Selasa, 29 November 2011

Barney Frank re-election

Barney Frank re-election
Barney Frank re-election _Barney Frank, D-Mass., announced Monday he is not seeking re-election, saying that redistricting has made it too strenuous to continue to campaign.

The 16-term lawmaker, whose name is emblazoned on the banking reform law that passed Congress last year, had long been rumored to be ready for retirement. He said Monday that he actually decided "tentatively" to retire after passage of the law, serving out one more term, but when Republicans won the 2010 midterm he decided he didn't want to be a lame duck so didn't announce his plans until now.

With his typically candid and confrontational tone, he added he was looking forward to not having "to pretend to be nice to people I don't like" in retirement and took jabs at his Republican opponents, especially former House Speaker Newt Gingrich, a rising contender for the 2012 presidential nomination.
"I do not think I have lived a good enough life to be rewarded by Newt Gingrich being the nominee," he joked.
Frank, who became one of the first openly gay lawmakers, later added, "I look forward to debating, to take one important example, the Defense of Marriage Act with Mr. Gingrich."
"I think he is an ideal opponent for us when we talk about just who it is threatening the sanctity of marriage," Frank said, making a thinly-veiled reference to Gingrich's two messy divorces, three marriages and admitted affairs.
The 16-term lawmaker helped push Wall Street bailout legislation through Congress and co-authored the Dodd-Frank legislation that introduced broad regulatory reforms following the financial crisis. His efforts were backed by consumer groups and other Democratic organizations but were vilified by his Republican critics.
"Because he's such a colorful figure -- smart, quick-witted, sharp-tongued -- it is easy to focus on that public persona," Barbara Roper, Consumer Federation of America director, told MarketWatch.
"But look past the surface and you'll find one of the most effective legislators we've seen in recent years. And, despite the barbs that are aimed at him by the right, he is effective precisely because he knows when and how to make the deals that are necessary to win a bill's passage."
President Barack Obama issued a statement on Frank's retirement saying, "This country has never had a Congressman like Barney Frank, and the House of Representatives will not be the same without him."
Frank, 71, is the most powerful Democrat on the House Financial Services Committee, which he chaired from 2007 until Democrats lost the House majority in the 2010 midterm elections. With his retirement, Rep.
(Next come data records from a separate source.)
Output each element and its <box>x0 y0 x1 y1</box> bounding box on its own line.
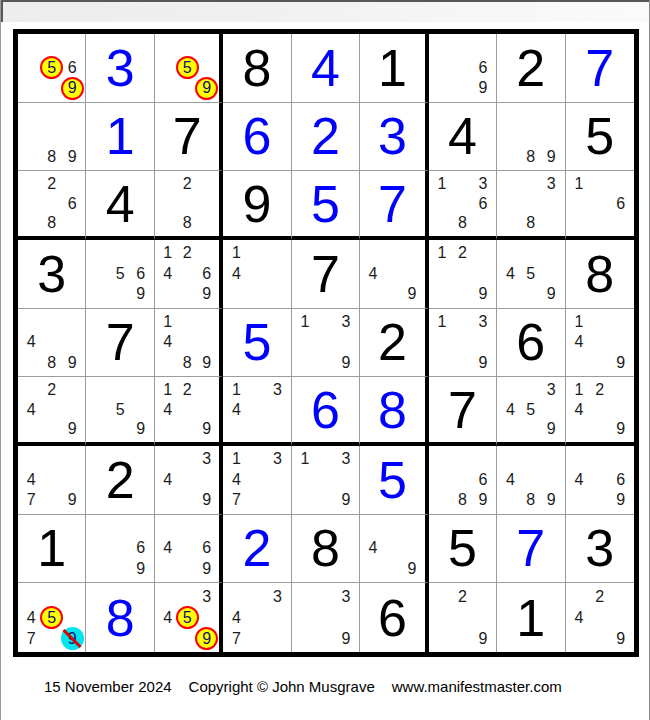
candidate-digit: 9 <box>197 284 216 305</box>
candidate-digit: 6 <box>130 538 150 559</box>
solved-digit: 7 <box>378 178 407 230</box>
candidate-digit: 6 <box>473 194 493 214</box>
cell-r8c8: 7 <box>497 515 565 584</box>
candidate-digit: 9 <box>336 353 356 374</box>
cell-r2c1: 89 <box>18 103 86 172</box>
candidate-digit: 4 <box>158 538 177 559</box>
cell-r1c7: 69 <box>429 34 497 103</box>
candidate-value: 9 <box>68 149 77 165</box>
cell-r1c8: 2 <box>497 34 565 103</box>
candidate-digit: 9 <box>402 284 421 305</box>
candidate-value: 1 <box>437 245 446 261</box>
candidate-digit: 2 <box>589 586 610 607</box>
candidate-digit: 1 <box>569 312 590 333</box>
candidate-value: 9 <box>342 492 351 508</box>
candidate-value: 4 <box>27 334 36 350</box>
candidate-value: 2 <box>595 382 604 398</box>
yellow-circle-highlight: 5 <box>177 607 196 628</box>
candidate-digit: 6 <box>197 538 216 559</box>
cell-r5c7: 139 <box>429 309 497 378</box>
candidate-digit: 6 <box>473 58 493 79</box>
cell-r3c7: 1368 <box>429 171 497 240</box>
cell-r4c4: 14 <box>223 240 291 309</box>
candidate-grid: 1249 <box>155 377 219 442</box>
candidate-value: 1 <box>575 382 584 398</box>
candidate-value: 3 <box>273 451 282 467</box>
candidate-grid: 349 <box>155 446 219 514</box>
given-digit: 1 <box>516 592 545 644</box>
candidate-grid: 149 <box>566 309 634 377</box>
candidate-digit: 5 <box>110 400 130 420</box>
candidate-grid: 139 <box>429 309 496 377</box>
yellow-circle-highlight: 9 <box>62 78 82 99</box>
candidate-grid: 28 <box>155 171 219 236</box>
cell-r3c3: 28 <box>155 171 223 240</box>
candidate-digit: 9 <box>130 419 150 439</box>
candidate-digit: 9 <box>541 147 561 168</box>
candidate-digit: 4 <box>500 470 520 491</box>
candidate-digit: 4 <box>226 470 246 491</box>
candidate-digit: 9 <box>473 628 493 649</box>
candidate-value: 8 <box>47 215 56 231</box>
cell-r3c4: 9 <box>223 171 291 240</box>
candidate-digit: 1 <box>226 243 246 264</box>
candidate-value: 4 <box>369 266 378 282</box>
candidate-digit: 1 <box>569 380 590 400</box>
cell-r6c5: 6 <box>292 377 360 446</box>
cell-r2c8: 89 <box>497 103 565 172</box>
candidate-value: 2 <box>458 589 467 605</box>
candidate-digit: 4 <box>569 332 590 353</box>
candidate-value: 5 <box>47 610 56 626</box>
candidate-digit: 9 <box>62 353 82 374</box>
cell-r1c3: 59 <box>155 34 223 103</box>
candidate-value: 4 <box>27 402 36 418</box>
candidate-value: 9 <box>202 492 211 508</box>
candidate-value: 8 <box>458 215 467 231</box>
cell-r6c2: 59 <box>86 377 154 446</box>
candidate-grid: 489 <box>497 446 564 514</box>
candidate-digit: 5 <box>521 400 541 420</box>
cell-r1c5: 4 <box>292 34 360 103</box>
candidate-value: 7 <box>232 631 241 647</box>
candidate-value: 6 <box>136 266 145 282</box>
candidate-grid: 4579 <box>18 583 85 652</box>
cell-r8c2: 69 <box>86 515 154 584</box>
cell-r3c1: 268 <box>18 171 86 240</box>
solved-digit: 2 <box>243 522 272 574</box>
candidate-value: 5 <box>183 60 192 76</box>
candidate-value: 2 <box>183 245 192 261</box>
candidate-digit: 8 <box>177 213 196 233</box>
cell-r4c1: 3 <box>18 240 86 309</box>
candidate-value: 8 <box>183 355 192 371</box>
candidate-value: 3 <box>342 589 351 605</box>
candidate-digit: 9 <box>62 147 82 168</box>
candidate-digit: 2 <box>177 380 196 400</box>
candidate-value: 4 <box>163 334 172 350</box>
candidate-value: 6 <box>616 196 625 212</box>
candidate-digit: 1 <box>432 174 452 194</box>
candidate-digit: 9 <box>197 353 216 374</box>
candidate-digit: 8 <box>521 213 541 233</box>
candidate-value: 3 <box>478 176 487 192</box>
candidate-value: 9 <box>202 561 211 577</box>
given-digit: 5 <box>585 110 614 162</box>
given-digit: 1 <box>37 522 66 574</box>
cell-r7c5: 139 <box>292 446 360 515</box>
cell-r4c8: 459 <box>497 240 565 309</box>
candidate-grid: 49 <box>360 515 424 583</box>
candidate-value: 1 <box>301 451 310 467</box>
given-digit: 3 <box>37 248 66 300</box>
given-digit: 7 <box>448 384 477 436</box>
candidate-value: 9 <box>616 631 625 647</box>
candidate-value: 8 <box>458 492 467 508</box>
given-digit: 1 <box>378 42 407 94</box>
candidate-digit: 4 <box>226 400 246 420</box>
cell-r3c2: 4 <box>86 171 154 240</box>
candidate-value: 4 <box>575 610 584 626</box>
candidate-value: 6 <box>68 196 77 212</box>
solved-digit: 4 <box>311 42 340 94</box>
candidate-value: 9 <box>547 149 556 165</box>
candidate-digit: 8 <box>452 213 472 233</box>
candidate-grid: 59 <box>155 34 219 102</box>
candidate-digit: 5 <box>521 264 541 285</box>
cell-r7c9: 469 <box>566 446 634 515</box>
candidate-value: 9 <box>478 631 487 647</box>
candidate-grid: 347 <box>223 583 290 652</box>
candidate-value: 6 <box>478 60 487 76</box>
given-digit: 2 <box>378 316 407 368</box>
candidate-value: 9 <box>478 492 487 508</box>
candidate-grid: 569 <box>18 34 85 102</box>
candidate-digit: 4 <box>226 607 246 628</box>
candidate-digit: 4 <box>21 470 41 491</box>
cell-r4c3: 12469 <box>155 240 223 309</box>
candidate-grid: 3459 <box>497 377 564 442</box>
cell-r9c7: 29 <box>429 583 497 652</box>
cell-r1c4: 8 <box>223 34 291 103</box>
candidate-value: 1 <box>163 382 172 398</box>
cell-r8c7: 5 <box>429 515 497 584</box>
candidate-value: 3 <box>547 176 556 192</box>
candidate-value: 6 <box>68 60 77 76</box>
candidate-grid: 139 <box>292 446 359 514</box>
candidate-digit: 9 <box>541 284 561 305</box>
candidate-digit: 4 <box>158 264 177 285</box>
candidate-digit: 4 <box>500 400 520 420</box>
cell-r7c4: 1347 <box>223 446 291 515</box>
candidate-value: 3 <box>342 314 351 330</box>
cell-r6c7: 7 <box>429 377 497 446</box>
candidate-digit: 9 <box>402 559 421 580</box>
copyright-text: Copyright © John Musgrave <box>189 678 375 695</box>
candidate-value: 1 <box>232 245 241 261</box>
candidate-value: 9 <box>407 561 416 577</box>
cell-r7c8: 489 <box>497 446 565 515</box>
candidate-value: 3 <box>202 451 211 467</box>
candidate-digit: 1 <box>295 312 315 333</box>
candidate-digit: 1 <box>158 243 177 264</box>
candidate-grid: 38 <box>497 171 564 236</box>
candidate-value: 4 <box>27 472 36 488</box>
cell-r5c3: 1489 <box>155 309 223 378</box>
yellow-circle-highlight: 5 <box>41 58 61 79</box>
cell-r6c6: 8 <box>360 377 428 446</box>
solved-digit: 5 <box>311 178 340 230</box>
cell-r9c4: 347 <box>223 583 291 652</box>
candidate-digit: 2 <box>177 174 196 194</box>
candidate-grid: 69 <box>429 34 496 102</box>
candidate-digit: 7 <box>21 628 41 649</box>
candidate-digit: 9 <box>610 628 631 649</box>
candidate-digit: 6 <box>473 470 493 491</box>
candidate-value: 1 <box>437 314 446 330</box>
candidate-digit: 2 <box>452 586 472 607</box>
solved-digit: 8 <box>378 384 407 436</box>
given-digit: 8 <box>311 522 340 574</box>
candidate-digit: 2 <box>177 243 196 264</box>
cell-r8c3: 469 <box>155 515 223 584</box>
candidate-digit: 9 <box>197 419 216 439</box>
candidate-value: 4 <box>163 610 172 626</box>
candidate-digit: 9 <box>610 490 631 511</box>
candidate-digit: 7 <box>226 490 246 511</box>
candidate-digit: 1 <box>158 380 177 400</box>
candidate-value: 7 <box>27 492 36 508</box>
candidate-value: 2 <box>183 176 192 192</box>
footer: 15 November 2024 Copyright © John Musgra… <box>44 678 562 695</box>
given-digit: 2 <box>106 454 135 506</box>
candidate-digit: 9 <box>610 419 631 439</box>
given-digit: 4 <box>106 178 135 230</box>
candidate-value: 9 <box>342 631 351 647</box>
cell-r3c5: 5 <box>292 171 360 240</box>
cell-r3c8: 38 <box>497 171 565 240</box>
candidate-digit: 9 <box>130 284 150 305</box>
candidate-digit: 2 <box>452 243 472 264</box>
candidate-digit: 1 <box>432 243 452 264</box>
candidate-digit: 4 <box>500 264 520 285</box>
candidate-digit: 4 <box>363 264 382 285</box>
cell-r7c3: 349 <box>155 446 223 515</box>
candidate-value: 4 <box>163 472 172 488</box>
candidate-digit: 9 <box>473 284 493 305</box>
candidate-value: 5 <box>526 266 535 282</box>
candidate-grid: 16 <box>566 171 634 236</box>
given-digit: 9 <box>243 178 272 230</box>
cell-r5c8: 6 <box>497 309 565 378</box>
candidate-value: 2 <box>458 245 467 261</box>
candidate-value: 4 <box>506 266 515 282</box>
candidate-value: 9 <box>478 355 487 371</box>
candidate-value: 4 <box>575 334 584 350</box>
candidate-value: 4 <box>163 540 172 556</box>
candidate-grid: 469 <box>155 515 219 583</box>
candidate-value: 4 <box>163 402 172 418</box>
cell-r9c6: 6 <box>360 583 428 652</box>
candidate-digit: 3 <box>197 449 216 470</box>
candidate-digit: 3 <box>473 312 493 333</box>
candidate-digit: 4 <box>569 607 590 628</box>
given-digit: 7 <box>106 316 135 368</box>
candidate-value: 3 <box>273 382 282 398</box>
cell-r5c4: 5 <box>223 309 291 378</box>
cell-r4c5: 7 <box>292 240 360 309</box>
candidate-digit: 2 <box>589 380 610 400</box>
candidate-value: 1 <box>575 314 584 330</box>
cell-r2c5: 2 <box>292 103 360 172</box>
candidate-digit: 4 <box>158 470 177 491</box>
solved-digit: 6 <box>243 110 272 162</box>
candidate-value: 7 <box>27 631 36 647</box>
candidate-value: 7 <box>232 492 241 508</box>
candidate-value: 4 <box>506 472 515 488</box>
candidate-digit: 3 <box>336 449 356 470</box>
candidate-value: 9 <box>68 492 77 508</box>
candidate-digit: 8 <box>521 147 541 168</box>
candidate-digit: 4 <box>158 607 177 628</box>
given-digit: 7 <box>173 110 202 162</box>
candidate-digit: 1 <box>295 449 315 470</box>
candidate-digit: 3 <box>473 174 493 194</box>
candidate-digit: 7 <box>21 490 41 511</box>
candidate-value: 9 <box>136 286 145 302</box>
candidate-value: 9 <box>202 421 211 437</box>
given-digit: 4 <box>448 110 477 162</box>
horizontal-scrollbar[interactable] <box>1 0 650 22</box>
candidate-digit: 9 <box>62 419 82 439</box>
candidate-digit: 4 <box>363 538 382 559</box>
candidate-value: 4 <box>232 610 241 626</box>
candidate-grid: 489 <box>18 309 85 377</box>
candidate-value: 9 <box>478 286 487 302</box>
candidate-digit: 9 <box>197 559 216 580</box>
candidate-value: 9 <box>616 492 625 508</box>
candidate-value: 1 <box>232 382 241 398</box>
candidate-digit: 3 <box>336 312 356 333</box>
cell-r2c9: 5 <box>566 103 634 172</box>
candidate-value: 5 <box>47 60 56 76</box>
candidate-digit: 9 <box>473 78 493 99</box>
cell-r7c2: 2 <box>86 446 154 515</box>
candidate-grid: 1368 <box>429 171 496 236</box>
candidate-value: 1 <box>163 314 172 330</box>
candidate-grid: 12469 <box>155 240 219 308</box>
candidate-value: 8 <box>183 215 192 231</box>
candidate-grid: 69 <box>86 515 153 583</box>
candidate-digit: 6 <box>610 470 631 491</box>
cell-r2c7: 4 <box>429 103 497 172</box>
candidate-digit: 2 <box>41 380 61 400</box>
cell-r6c4: 134 <box>223 377 291 446</box>
yellow-circle-highlight: 5 <box>41 607 61 628</box>
candidate-value: 5 <box>183 610 192 626</box>
candidate-value: 9 <box>68 80 77 96</box>
candidate-grid: 3459 <box>155 583 219 652</box>
puzzle-date: 15 November 2024 <box>44 678 172 695</box>
cell-r1c6: 1 <box>360 34 428 103</box>
candidate-value: 9 <box>202 80 211 96</box>
cell-r2c4: 6 <box>223 103 291 172</box>
candidate-value: 4 <box>506 402 515 418</box>
candidate-value: 2 <box>595 589 604 605</box>
cell-r9c8: 1 <box>497 583 565 652</box>
cell-r3c9: 16 <box>566 171 634 240</box>
cell-r6c8: 3459 <box>497 377 565 446</box>
candidate-grid: 1249 <box>566 377 634 442</box>
candidate-digit: 3 <box>336 586 356 607</box>
yellow-circle-highlight: 5 <box>177 58 196 79</box>
candidate-digit: 3 <box>541 174 561 194</box>
given-digit: 2 <box>516 42 545 94</box>
candidate-grid: 49 <box>360 240 424 308</box>
candidate-digit: 9 <box>473 353 493 374</box>
candidate-value: 4 <box>232 402 241 418</box>
candidate-grid: 249 <box>18 377 85 442</box>
candidate-digit: 3 <box>541 380 561 400</box>
candidate-grid: 29 <box>429 583 496 652</box>
candidate-grid: 1489 <box>155 309 219 377</box>
website-url: www.manifestmaster.com <box>392 678 562 695</box>
cell-r8c5: 8 <box>292 515 360 584</box>
candidate-value: 4 <box>575 402 584 418</box>
candidate-value: 8 <box>47 355 56 371</box>
candidate-value: 9 <box>202 286 211 302</box>
solved-digit: 6 <box>311 384 340 436</box>
cell-r5c5: 139 <box>292 309 360 378</box>
candidate-digit: 6 <box>130 264 150 285</box>
candidate-value: 8 <box>47 149 56 165</box>
cell-r8c1: 1 <box>18 515 86 584</box>
cell-r9c9: 249 <box>566 583 634 652</box>
candidate-value: 1 <box>437 176 446 192</box>
candidate-value: 6 <box>136 540 145 556</box>
candidate-value: 3 <box>202 589 211 605</box>
candidate-value: 3 <box>478 314 487 330</box>
cell-r4c6: 49 <box>360 240 428 309</box>
candidate-grid: 249 <box>566 583 634 652</box>
solved-digit: 3 <box>106 42 135 94</box>
candidate-grid: 469 <box>566 446 634 514</box>
candidate-value: 9 <box>616 421 625 437</box>
candidate-value: 3 <box>342 451 351 467</box>
candidate-value: 9 <box>68 631 77 647</box>
candidate-grid: 89 <box>497 103 564 171</box>
candidate-digit: 3 <box>267 380 287 400</box>
cell-r7c7: 689 <box>429 446 497 515</box>
candidate-value: 6 <box>202 266 211 282</box>
given-digit: 8 <box>585 248 614 300</box>
candidate-grid: 14 <box>223 240 290 308</box>
candidate-digit: 9 <box>473 490 493 511</box>
solved-digit: 7 <box>516 522 545 574</box>
cell-r8c4: 2 <box>223 515 291 584</box>
cell-r2c2: 1 <box>86 103 154 172</box>
candidate-digit: 4 <box>226 264 246 285</box>
solved-digit: 5 <box>243 316 272 368</box>
candidate-value: 5 <box>116 266 125 282</box>
candidate-value: 9 <box>68 421 77 437</box>
candidate-value: 8 <box>526 215 535 231</box>
solved-digit: 8 <box>106 592 135 644</box>
candidate-grid: 689 <box>429 446 496 514</box>
candidate-grid: 134 <box>223 377 290 442</box>
candidate-digit: 1 <box>432 312 452 333</box>
cell-r9c3: 3459 <box>155 583 223 652</box>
Maxine Waters (D-Calif.) will be set to ascend to the top Democratic spot on the committee.
During the last election cycle, Frank faced his first major challenge in nearly three decades when Republicans nominated Sean Bielat, a 35-year-old businessman and former US Marine, for Frank's House seat.
Bielat made waves but had little chance of beating a powerful incumbent in a strongly Democratic-leaning district, where President Barack Obama won 61 percent of the vote in 2008.
Democratic sources told The Washington Post that they are not worried about holding the seat, although redistricting will make it slightly less Democratic.
Massachusetts is set to lose one of its 10 House seats in 2012. Frank explained that his newly drawn-up district would include 325,000 new constituents and exclude thousands of people he has represented for years -- meaning some of his advocacy work would be rendered politically irrelevant.
He also said he had never planned to run in 2014 -- by the end of that term, he would be 75 -- and thought it would be difficult to ask a group of new constituents in 2012 to trust him as their advocate knowing he would leave in two years.
Frank's decision makes him the seventeenth House Democrat this year to announce plans to step aside to seek higher office or to retire, according to FOX News Channel. Frank's fellow Massachusetts Democrat Rep. John Olver, who assumed office in 1991, decided a few weeks ago not to run for another term. Republicans, meanwhile, have announced seven retirements this cycle.
Frank, a New Jersey native, has earned a reputation as a sharp debater, quick to engage in verbal spars with opponents. He once told an angry woman at a public forum on the Obama administration's health care overhaul that he would not argue with her, saying he "would rather argue with a dining room table," according to The Wall Street Journal.